And then there’s the snack aisle with forty-something brands of crackers and twenty-seven brands of pretzels. The baking aisle has bread crumbs and croutons. The dairy case has dozens of those tubes you crack open to bake rolls, Danish pastries and croissants.

Breakfast cereals fill a world unto themselves, usually enjoying a monopoly over an entire supermarket aisle, top to bottom shelf.

There’s much of an aisle devoted to boxes and bags of pasta and noodles: spaghetti, lasagna, penne, elbows, shells, whole-wheat pasta, green spinach pasta, orange tomato pasta, egg noodles, tiny-grained couscous to seven-inch-wide lasagne sheets.

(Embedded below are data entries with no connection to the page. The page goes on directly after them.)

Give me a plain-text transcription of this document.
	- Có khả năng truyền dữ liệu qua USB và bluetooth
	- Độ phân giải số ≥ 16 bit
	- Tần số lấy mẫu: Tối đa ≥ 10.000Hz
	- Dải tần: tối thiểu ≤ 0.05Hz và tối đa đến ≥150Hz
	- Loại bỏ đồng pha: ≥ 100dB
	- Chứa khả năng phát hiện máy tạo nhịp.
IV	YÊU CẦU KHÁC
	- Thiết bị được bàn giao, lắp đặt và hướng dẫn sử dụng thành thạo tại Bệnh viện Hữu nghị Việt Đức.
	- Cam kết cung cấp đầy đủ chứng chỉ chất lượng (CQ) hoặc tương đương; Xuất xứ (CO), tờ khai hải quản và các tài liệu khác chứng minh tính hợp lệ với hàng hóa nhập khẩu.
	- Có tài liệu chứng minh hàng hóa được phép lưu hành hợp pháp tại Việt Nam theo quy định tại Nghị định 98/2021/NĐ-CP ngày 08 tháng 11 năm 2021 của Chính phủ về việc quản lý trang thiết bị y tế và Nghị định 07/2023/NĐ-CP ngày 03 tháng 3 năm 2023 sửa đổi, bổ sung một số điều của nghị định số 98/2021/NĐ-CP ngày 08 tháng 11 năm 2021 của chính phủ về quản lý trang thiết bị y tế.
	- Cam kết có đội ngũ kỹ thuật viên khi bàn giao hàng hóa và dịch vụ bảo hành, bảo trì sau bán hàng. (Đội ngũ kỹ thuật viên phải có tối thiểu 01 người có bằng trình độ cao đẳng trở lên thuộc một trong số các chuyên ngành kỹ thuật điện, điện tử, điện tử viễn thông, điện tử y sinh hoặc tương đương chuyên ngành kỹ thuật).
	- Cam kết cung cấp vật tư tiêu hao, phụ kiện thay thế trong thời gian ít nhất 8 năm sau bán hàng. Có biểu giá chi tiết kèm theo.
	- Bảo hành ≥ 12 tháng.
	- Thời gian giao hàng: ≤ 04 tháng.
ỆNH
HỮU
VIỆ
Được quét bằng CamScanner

How about frozen foods? The freezer has hundreds of noodle, pasta and wheat-containing side dishes to accompany the meat loaf and roast beef au jus.

In fact, apart from the detergent and soap aisle, there’s barely a shelf that doesn’t contain wheat products. Can you blame Americans if they’ve allowed wheat to dominate their diets? After all, it’s in practically everything.

Wheat as a crop has succeeded on an unprecedented scale, exceeded only by corn in acreage of farmland planted. It is, by a long stretch, among the most consumed grains on earth, constituting 20 per cent of all calories consumed.

And wheat has been an undeniable financial success. How many other ways can a manufacturer transform five pence worth of raw material into £2.50 worth of glitzy, consumer-friendly product, topped off with endorsements from the American Heart Association? In most cases, the cost of marketing these products exceeds the cost of the ingredients themselves.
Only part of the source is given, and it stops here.